Improved qsort implementations

I’ve been working on better (at least faster) implementations of qsort for the C standard library. A long time ago I wrote an implementation of the C standard library function qsort. I thought it was pretty good, but recently I’ve made much better versions.

Summary / tl;dr

This is a long series of posts. My conclusion is that you should consider qsort implementations qs22j.c, qs22k.c, and qs22bk.c; they are all faster than any others I have found. If you need a very compact implementation, the Shell sort qs22ss.c may fit, though it runs about 2.5 times as long as the quicksort-based versions. And if you need guaranteed O(N log N) worst-case performance, consider qs22heap3.c, though it runs about 3.8 times as long as the quicksort versions.

Code for these posts are in https://github.com/raygard/qsort_dev.

All my own code is licensed 0BSD, meaning you can do whatever you like with it. There is no warranty, but I’ve tried to avoid defects (of course). If you can find any bugs, please let me know at raygard at gmail dot com.

My original qsort

I followed the guidance of Robert Sedgewick in Implementing Quicksort Programs (Communications of the ACM, vol 21 no 10, Oct. 1978 pp 847–857). Sedgewick had recently completed his PhD thesis on quicksort, so I knew his approach was solid.

(NOTE: If you want to use that article to implement a quicksort, be sure to read the Corrigendum from CACM, June 1979, page 368. You can see it on the last page here. If that or any other links here do not work, please let me know at raygard at gmail dot com and I will do my best to fix it.)

Quicksort, explained quickly

If you already know the algorithm well, skip this.

The basic idea, discovered / invented by C.A.R. Hoare around 1960 (Algorithm 64 in CACM vol 4 no 7, July 1961 p 321) (also here, which omits the partition procedure but includes useful modifications) is to rearrange array elements into two sections, so all the elements in the lower section compare less than or equal to all the elements in the upper section. Then do the same to each of those sections, and then again to each of the resulting subsections, recursively until the sections are down to a single element. Then all elements are in order.
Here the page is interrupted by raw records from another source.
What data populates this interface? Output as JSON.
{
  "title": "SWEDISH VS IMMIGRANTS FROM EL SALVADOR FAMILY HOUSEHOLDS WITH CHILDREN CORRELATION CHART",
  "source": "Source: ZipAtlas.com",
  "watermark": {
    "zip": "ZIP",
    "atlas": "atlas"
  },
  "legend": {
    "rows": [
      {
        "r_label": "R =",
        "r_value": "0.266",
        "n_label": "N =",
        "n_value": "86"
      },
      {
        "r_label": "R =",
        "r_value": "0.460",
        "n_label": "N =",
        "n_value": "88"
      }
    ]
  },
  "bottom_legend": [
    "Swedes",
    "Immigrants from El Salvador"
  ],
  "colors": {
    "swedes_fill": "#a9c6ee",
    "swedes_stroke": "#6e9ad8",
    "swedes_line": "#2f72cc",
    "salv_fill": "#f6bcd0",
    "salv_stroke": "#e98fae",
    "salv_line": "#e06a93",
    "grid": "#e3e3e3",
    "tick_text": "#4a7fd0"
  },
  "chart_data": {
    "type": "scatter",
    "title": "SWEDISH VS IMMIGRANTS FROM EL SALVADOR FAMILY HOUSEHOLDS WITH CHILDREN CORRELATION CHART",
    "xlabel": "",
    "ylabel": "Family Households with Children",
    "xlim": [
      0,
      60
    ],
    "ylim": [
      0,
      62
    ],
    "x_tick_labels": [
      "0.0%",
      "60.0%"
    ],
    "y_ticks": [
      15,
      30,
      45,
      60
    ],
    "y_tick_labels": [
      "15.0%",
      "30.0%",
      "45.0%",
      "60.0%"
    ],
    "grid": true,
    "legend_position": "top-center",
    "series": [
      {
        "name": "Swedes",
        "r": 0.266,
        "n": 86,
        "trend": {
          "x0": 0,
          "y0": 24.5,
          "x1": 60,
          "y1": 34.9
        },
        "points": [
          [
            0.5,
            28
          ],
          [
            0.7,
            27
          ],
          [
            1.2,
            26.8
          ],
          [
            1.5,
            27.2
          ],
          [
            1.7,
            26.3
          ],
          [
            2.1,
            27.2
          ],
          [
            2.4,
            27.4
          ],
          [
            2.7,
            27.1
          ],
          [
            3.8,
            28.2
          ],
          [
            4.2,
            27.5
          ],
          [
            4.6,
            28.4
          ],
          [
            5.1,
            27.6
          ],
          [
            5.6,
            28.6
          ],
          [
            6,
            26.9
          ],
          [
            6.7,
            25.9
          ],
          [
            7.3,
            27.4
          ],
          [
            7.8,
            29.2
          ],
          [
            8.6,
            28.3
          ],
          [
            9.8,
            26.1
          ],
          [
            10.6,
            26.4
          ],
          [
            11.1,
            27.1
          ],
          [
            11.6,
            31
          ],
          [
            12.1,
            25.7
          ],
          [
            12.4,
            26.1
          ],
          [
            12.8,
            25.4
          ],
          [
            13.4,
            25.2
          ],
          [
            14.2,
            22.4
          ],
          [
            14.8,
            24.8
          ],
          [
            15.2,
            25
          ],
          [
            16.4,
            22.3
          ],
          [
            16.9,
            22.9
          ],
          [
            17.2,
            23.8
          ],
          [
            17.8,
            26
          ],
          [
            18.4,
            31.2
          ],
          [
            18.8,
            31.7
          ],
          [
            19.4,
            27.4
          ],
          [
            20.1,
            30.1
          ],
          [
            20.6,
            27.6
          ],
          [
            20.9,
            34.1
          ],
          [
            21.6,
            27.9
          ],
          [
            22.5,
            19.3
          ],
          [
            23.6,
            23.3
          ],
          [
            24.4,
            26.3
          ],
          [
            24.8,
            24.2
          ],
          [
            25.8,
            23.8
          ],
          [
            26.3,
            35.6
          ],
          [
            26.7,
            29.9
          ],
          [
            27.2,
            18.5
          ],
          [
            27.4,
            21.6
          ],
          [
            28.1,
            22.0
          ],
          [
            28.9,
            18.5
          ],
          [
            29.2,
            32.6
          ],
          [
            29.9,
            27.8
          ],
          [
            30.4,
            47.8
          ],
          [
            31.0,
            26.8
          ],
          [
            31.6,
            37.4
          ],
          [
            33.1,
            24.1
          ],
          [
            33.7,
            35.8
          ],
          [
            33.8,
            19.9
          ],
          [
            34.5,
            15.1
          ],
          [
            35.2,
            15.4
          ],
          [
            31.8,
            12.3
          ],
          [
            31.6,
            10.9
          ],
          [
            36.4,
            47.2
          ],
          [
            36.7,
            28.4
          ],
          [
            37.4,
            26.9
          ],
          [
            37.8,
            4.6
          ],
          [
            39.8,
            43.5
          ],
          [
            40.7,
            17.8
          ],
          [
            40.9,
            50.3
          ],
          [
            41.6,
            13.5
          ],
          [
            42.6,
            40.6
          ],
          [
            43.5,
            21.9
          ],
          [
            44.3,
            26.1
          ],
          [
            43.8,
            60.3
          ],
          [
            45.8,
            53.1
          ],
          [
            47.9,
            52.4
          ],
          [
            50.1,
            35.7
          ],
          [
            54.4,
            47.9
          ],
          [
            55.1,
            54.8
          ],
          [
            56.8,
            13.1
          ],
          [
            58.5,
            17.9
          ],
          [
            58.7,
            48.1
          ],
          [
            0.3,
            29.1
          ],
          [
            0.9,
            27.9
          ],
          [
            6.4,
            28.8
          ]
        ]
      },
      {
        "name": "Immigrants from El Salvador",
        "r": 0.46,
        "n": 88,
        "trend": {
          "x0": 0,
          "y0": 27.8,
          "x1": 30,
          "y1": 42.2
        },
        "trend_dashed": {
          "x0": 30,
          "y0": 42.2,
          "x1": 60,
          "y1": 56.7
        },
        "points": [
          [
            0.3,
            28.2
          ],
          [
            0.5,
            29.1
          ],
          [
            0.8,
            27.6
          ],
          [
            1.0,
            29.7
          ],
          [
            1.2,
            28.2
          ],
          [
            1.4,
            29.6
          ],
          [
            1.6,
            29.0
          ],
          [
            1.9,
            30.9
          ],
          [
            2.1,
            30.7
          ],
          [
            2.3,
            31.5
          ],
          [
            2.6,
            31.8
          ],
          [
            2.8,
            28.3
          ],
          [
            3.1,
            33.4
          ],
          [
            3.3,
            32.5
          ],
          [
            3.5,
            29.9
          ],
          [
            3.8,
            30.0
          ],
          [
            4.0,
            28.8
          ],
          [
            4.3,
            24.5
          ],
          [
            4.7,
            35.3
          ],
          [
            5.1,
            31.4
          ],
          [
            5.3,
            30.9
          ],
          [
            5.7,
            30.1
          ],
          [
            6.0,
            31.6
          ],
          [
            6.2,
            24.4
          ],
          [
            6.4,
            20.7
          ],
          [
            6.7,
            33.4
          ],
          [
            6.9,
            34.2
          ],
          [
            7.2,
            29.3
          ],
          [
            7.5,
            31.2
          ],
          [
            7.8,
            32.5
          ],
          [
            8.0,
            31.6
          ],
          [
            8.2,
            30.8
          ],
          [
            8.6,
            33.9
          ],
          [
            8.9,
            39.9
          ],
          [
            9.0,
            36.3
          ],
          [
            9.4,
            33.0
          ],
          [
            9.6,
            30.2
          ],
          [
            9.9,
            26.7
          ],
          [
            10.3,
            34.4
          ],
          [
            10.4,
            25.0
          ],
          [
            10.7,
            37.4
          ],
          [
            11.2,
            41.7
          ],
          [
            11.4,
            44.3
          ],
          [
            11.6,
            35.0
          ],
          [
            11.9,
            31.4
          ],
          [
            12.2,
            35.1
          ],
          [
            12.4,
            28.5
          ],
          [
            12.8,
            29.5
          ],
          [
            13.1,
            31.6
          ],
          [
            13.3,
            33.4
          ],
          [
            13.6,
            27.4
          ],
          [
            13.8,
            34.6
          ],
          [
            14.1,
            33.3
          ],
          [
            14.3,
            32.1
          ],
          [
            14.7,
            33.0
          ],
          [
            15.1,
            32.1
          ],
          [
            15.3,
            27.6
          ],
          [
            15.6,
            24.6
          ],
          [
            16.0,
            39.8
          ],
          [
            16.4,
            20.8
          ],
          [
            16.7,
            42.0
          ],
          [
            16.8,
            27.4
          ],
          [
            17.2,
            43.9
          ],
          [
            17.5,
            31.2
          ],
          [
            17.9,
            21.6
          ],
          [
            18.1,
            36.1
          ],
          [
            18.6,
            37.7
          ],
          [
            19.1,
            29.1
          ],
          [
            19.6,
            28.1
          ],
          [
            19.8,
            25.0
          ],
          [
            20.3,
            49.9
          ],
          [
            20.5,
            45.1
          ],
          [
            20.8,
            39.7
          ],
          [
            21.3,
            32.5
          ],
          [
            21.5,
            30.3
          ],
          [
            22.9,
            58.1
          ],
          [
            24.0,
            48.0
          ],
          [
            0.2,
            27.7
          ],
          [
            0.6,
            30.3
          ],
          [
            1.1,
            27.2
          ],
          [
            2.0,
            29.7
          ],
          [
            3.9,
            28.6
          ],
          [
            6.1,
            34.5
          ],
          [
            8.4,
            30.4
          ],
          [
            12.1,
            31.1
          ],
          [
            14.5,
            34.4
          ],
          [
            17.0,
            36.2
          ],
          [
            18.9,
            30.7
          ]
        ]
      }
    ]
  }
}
The rearranging part is called partitioning and does the heavy lifting of the algorithm.

The usual method is to pick one element as the “pivot”, and get all the elements less or equal to it to one end and all the larger elements to the other end. (Items equal to the pivot can really go either way.) Doing this efficiently and correctly is the tricky part, so I followed Sedgewick closely on that.
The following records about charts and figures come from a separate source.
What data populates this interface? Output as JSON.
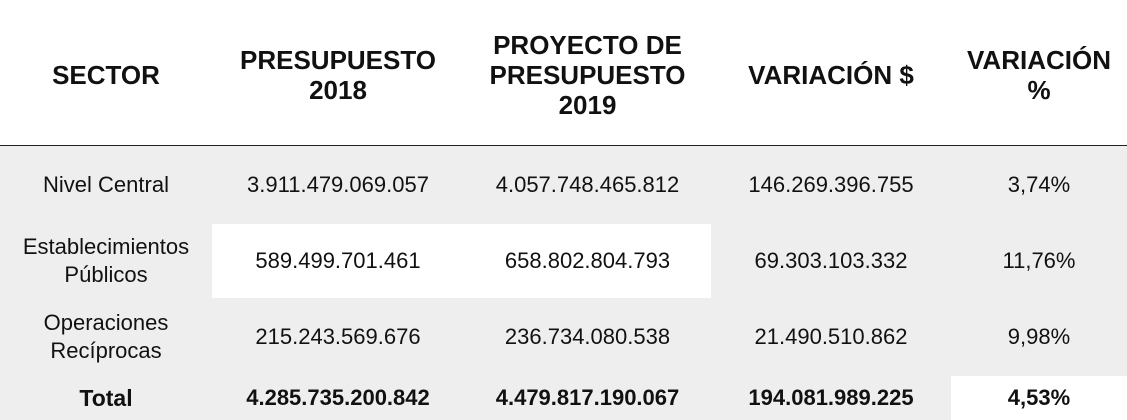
{
  "headers": {
    "sector": "SECTOR",
    "presupuesto_2018": [
      "PRESUPUESTO",
      "2018"
    ],
    "proyecto_2019": [
      "PROYECTO DE",
      "PRESUPUESTO",
      "2019"
    ],
    "variacion_pesos": "VARIACIÓN $",
    "variacion_pct": [
      "VARIACIÓN",
      "%"
    ]
  },
  "rows": [
    {
      "sector": [
        "Nivel Central"
      ],
      "presupuesto_2018": "3.911.479.069.057",
      "proyecto_2019": "4.057.748.465.812",
      "variacion_pesos": "146.269.396.755",
      "variacion_pct": "3,74%"
    },
    {
      "sector": [
        "Establecimientos",
        "Públicos"
      ],
      "presupuesto_2018": "589.499.701.461",
      "proyecto_2019": "658.802.804.793",
      "variacion_pesos": "69.303.103.332",
      "variacion_pct": "11,76%"
    },
    {
      "sector": [
        "Operaciones",
        "Recíprocas"
      ],
      "presupuesto_2018": "215.243.569.676",
      "proyecto_2019": "236.734.080.538",
      "variacion_pesos": "21.490.510.862",
      "variacion_pct": "9,98%"
    }
  ],
  "total": {
    "sector": "Total",
    "presupuesto_2018": "4.285.735.200.842",
    "proyecto_2019": "4.479.817.190.067",
    "variacion_pesos": "194.081.989.225",
    "variacion_pct": "4,53%"
  },
  "colors": {
    "row_shade": "#eeeeee",
    "text": "#111111",
    "header_rule": "#222222"
  }
}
The most common way to implement the partition phase is to have two pointers approach each other from either end of the array. First the low pointer is incremented until it reaches an element not less than the pivot. Then the high pointer is decremented until it reaches an element not greater than the pivot. These two elements are swapped and then the process is repeated until the pointers meet or cross. There are more ways to get this wrong than right. Also note that the process stops on elements equal to the pivot. That prevents the sort from running in quadratic (O(N2)) time with (for example) inputs of random zeros and ones.
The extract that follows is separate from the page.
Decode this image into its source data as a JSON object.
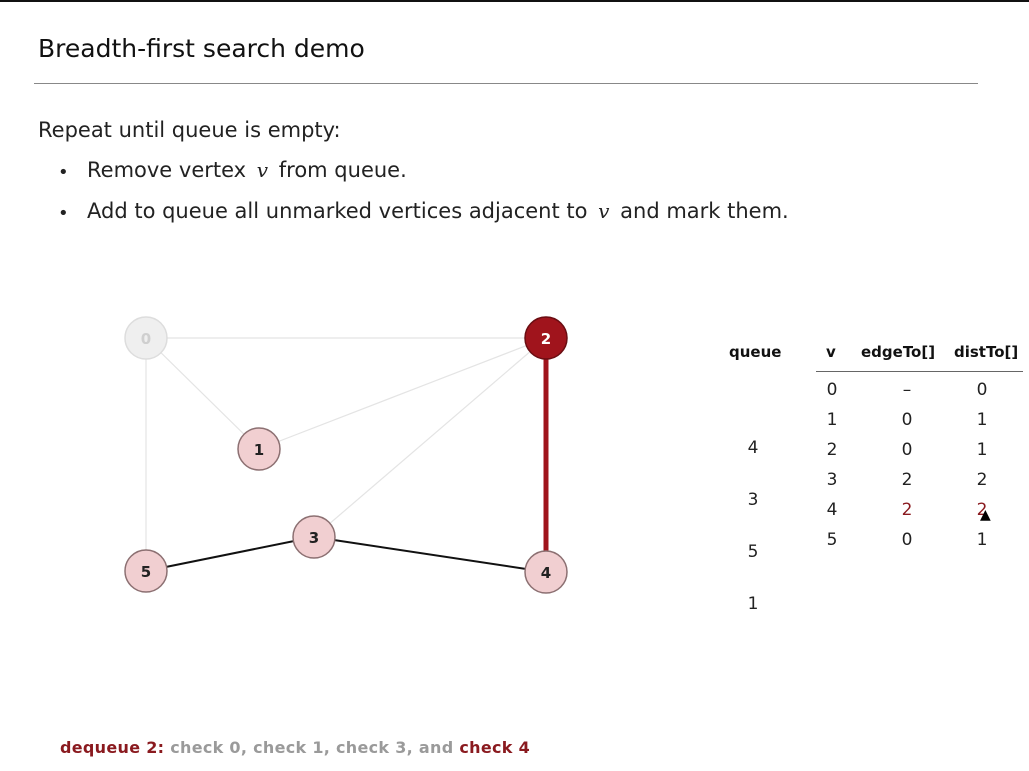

A couple of important points: Instead of splitting the sections down to single elements, Sedgewick suggests using insertion sort for very small subsections (often called subfiles in the literature), an idea he credits to Hoare in a paper on quicksort in Computer Journal, April 1962 (also here and here). Sedgewick leaves the small sections unsorted until the end and then runs insertion sort over the entire array. This was a win for him but I’ve seen it claimed that modern memory caches make it better to sort the small sections individually. That’s what I did in my version.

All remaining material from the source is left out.